Именно такой логической ясностью, четкостью мышления и обладает Ландау. (При этом, конечно, можно признать, что иногда это неодолимое стремление к ясности оборачивается у него консерватизмом или, как говорит Иоффе, талмудизмом. Из-за этого не стоит особенно волноваться. Так бывает и с самим Эренфестом, и даже с Эйнштейном. У Ландау талмудизм проявляется больше в разговорах, чем в самом мышлении*.
* (Под "талмудизмом" мышления Ландау Иоффе и Эренфест, по-видимому, понимали разное. Как бы то ни было, если судить объективно и с "высоты" минувших лет, вряд ли "талмудизм" в самом деле был присущ этому выдающемуся физику.)
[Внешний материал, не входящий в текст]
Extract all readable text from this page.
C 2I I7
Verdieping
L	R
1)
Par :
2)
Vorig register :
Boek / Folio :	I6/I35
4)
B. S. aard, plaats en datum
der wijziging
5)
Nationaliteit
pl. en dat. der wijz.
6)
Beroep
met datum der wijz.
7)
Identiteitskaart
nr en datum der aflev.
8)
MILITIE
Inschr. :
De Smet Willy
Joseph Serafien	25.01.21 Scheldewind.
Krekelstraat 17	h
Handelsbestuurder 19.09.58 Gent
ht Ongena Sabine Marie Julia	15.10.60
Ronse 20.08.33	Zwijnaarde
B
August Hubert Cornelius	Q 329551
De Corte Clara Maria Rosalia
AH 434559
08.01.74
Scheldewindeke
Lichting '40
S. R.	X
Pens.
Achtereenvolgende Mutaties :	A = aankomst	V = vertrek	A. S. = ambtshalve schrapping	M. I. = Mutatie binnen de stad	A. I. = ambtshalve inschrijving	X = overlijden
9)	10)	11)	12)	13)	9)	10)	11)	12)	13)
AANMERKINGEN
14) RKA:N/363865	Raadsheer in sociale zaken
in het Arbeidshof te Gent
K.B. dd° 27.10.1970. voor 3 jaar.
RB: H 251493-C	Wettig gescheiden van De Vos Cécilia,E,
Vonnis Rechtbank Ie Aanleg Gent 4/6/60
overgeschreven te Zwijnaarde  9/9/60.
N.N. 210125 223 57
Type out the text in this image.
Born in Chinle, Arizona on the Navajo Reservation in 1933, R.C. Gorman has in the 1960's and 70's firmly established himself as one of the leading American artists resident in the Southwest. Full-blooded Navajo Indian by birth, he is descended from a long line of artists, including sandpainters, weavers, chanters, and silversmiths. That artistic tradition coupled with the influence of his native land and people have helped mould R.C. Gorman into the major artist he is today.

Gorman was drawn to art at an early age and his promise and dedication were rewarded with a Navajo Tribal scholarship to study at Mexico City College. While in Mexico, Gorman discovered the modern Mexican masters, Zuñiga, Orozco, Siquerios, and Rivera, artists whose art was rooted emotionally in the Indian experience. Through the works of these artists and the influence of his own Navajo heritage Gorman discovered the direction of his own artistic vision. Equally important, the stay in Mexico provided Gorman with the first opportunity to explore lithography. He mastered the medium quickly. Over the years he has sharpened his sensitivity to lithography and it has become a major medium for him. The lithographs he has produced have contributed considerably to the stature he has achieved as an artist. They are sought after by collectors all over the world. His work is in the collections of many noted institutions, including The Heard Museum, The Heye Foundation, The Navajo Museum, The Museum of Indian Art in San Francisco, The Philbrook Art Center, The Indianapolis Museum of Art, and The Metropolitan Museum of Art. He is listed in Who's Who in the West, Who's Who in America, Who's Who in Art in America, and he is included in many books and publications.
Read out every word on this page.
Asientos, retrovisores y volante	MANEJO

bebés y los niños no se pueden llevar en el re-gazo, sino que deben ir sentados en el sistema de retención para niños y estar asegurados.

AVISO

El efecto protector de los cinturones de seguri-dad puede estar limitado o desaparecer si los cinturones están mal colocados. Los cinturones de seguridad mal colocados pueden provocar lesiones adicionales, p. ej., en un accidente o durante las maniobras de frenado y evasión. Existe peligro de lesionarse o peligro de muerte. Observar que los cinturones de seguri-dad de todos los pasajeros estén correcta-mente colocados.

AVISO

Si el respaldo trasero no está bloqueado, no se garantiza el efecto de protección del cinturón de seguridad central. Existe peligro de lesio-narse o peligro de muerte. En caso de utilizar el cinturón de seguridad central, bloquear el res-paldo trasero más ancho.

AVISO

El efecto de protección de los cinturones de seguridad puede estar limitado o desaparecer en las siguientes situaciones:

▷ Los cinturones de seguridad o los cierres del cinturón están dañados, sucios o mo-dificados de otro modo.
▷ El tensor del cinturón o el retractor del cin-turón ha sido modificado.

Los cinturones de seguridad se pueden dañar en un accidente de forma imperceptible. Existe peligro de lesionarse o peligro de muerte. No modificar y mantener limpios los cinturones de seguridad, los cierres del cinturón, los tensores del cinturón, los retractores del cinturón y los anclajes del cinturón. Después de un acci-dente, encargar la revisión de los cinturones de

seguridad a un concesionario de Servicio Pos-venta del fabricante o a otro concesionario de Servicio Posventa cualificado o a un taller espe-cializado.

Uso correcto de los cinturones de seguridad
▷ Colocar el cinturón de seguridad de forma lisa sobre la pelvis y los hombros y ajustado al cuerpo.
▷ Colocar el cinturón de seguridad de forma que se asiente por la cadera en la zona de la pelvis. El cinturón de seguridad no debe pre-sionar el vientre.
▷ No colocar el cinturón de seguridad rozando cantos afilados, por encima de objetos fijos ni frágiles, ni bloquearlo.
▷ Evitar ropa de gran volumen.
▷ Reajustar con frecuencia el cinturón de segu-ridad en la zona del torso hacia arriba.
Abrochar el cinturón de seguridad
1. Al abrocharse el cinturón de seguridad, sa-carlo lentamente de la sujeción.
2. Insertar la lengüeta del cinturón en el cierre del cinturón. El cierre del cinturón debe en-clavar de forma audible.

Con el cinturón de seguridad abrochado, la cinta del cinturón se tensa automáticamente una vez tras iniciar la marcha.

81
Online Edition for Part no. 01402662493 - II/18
Но четкость и ясность мышления Ландау - это еще не все. После того как Эренфест несколько раз с ним поспорил из-за некоторых его чересчур парадоксальных утверждений, он убедился, что Ландау мыслит еще очень наглядно, особенно когда дело идет о классической физике. Кстати, Павел Сигизмундович заметил: экспериментаторы гораздо охотнее обращаются за советом именно к Ландау, а не кому-нибудь другому. И понял почему: если оставить в стороне такое - немаловажное, впрочем,- обстоятельство, что он живо всем интересуется (а потому и сам всем интересен), причиной тут - как раз эта наглядность. Его мальчишеские выходки нередко приводят к тому, что сначала все, что он говорит, кажется совершенно непонятным, но потом, если с ним крепко поспорить, начинаешь вдруг видеть суть дела необычайно выпукло и в конце концов всегда чувствуешь себя очень обогащенным. Эренфест сам узнал от Ландау необычайно много нового, причем, что самое удивительное,- за очень короткий срок. И - полюбил его способ мышления, почти так же, как способ мышления Паули.
Теперь, после письма Иоффе, у него нет оснований смотреть на все это как-нибудь иначе. Аргументы Абрама Федоровича не переубедили его ни в чем. Что ж, за время их долгой дружбы не раз бывало, что они в чем-то не соглашались друг с другом. И это как раз тот случай, когда они могут лишь констатировать различие во взглядах. Они не будут ни смазывать его, ни затушевывать - откровенно выскажут все друг другу (собственно, Иоффе уже высказал, а Эренфесту с утра предстоит взяться за перо). И это, разумеется, нисколько не новое в их дружбе.
...Но что же в итоге? Как теперь быть с его планами переезда в Харьков? Что ж, тут все вполне ясно. Здесь, рядом с Ландау, ему делать совершенно нечего. Разве что поучиться. И вообще он слишком стар. Прав был Оствальд: все значительное делается в молодые годы. Будь его, Эренфеста, воля, в науке, особенно в физике, он передал бы все в руки молодых. Тех же, кому перевалило за тридцать пять (теоретиков) и за сорок пять экспериментаторов) поместил бы куда-нибудь на южные горные склоны, предоставив им право наслаждаться солнцем и тихо угасать.
Случилось то, чего так опасался Абрам Федорович Иоффе.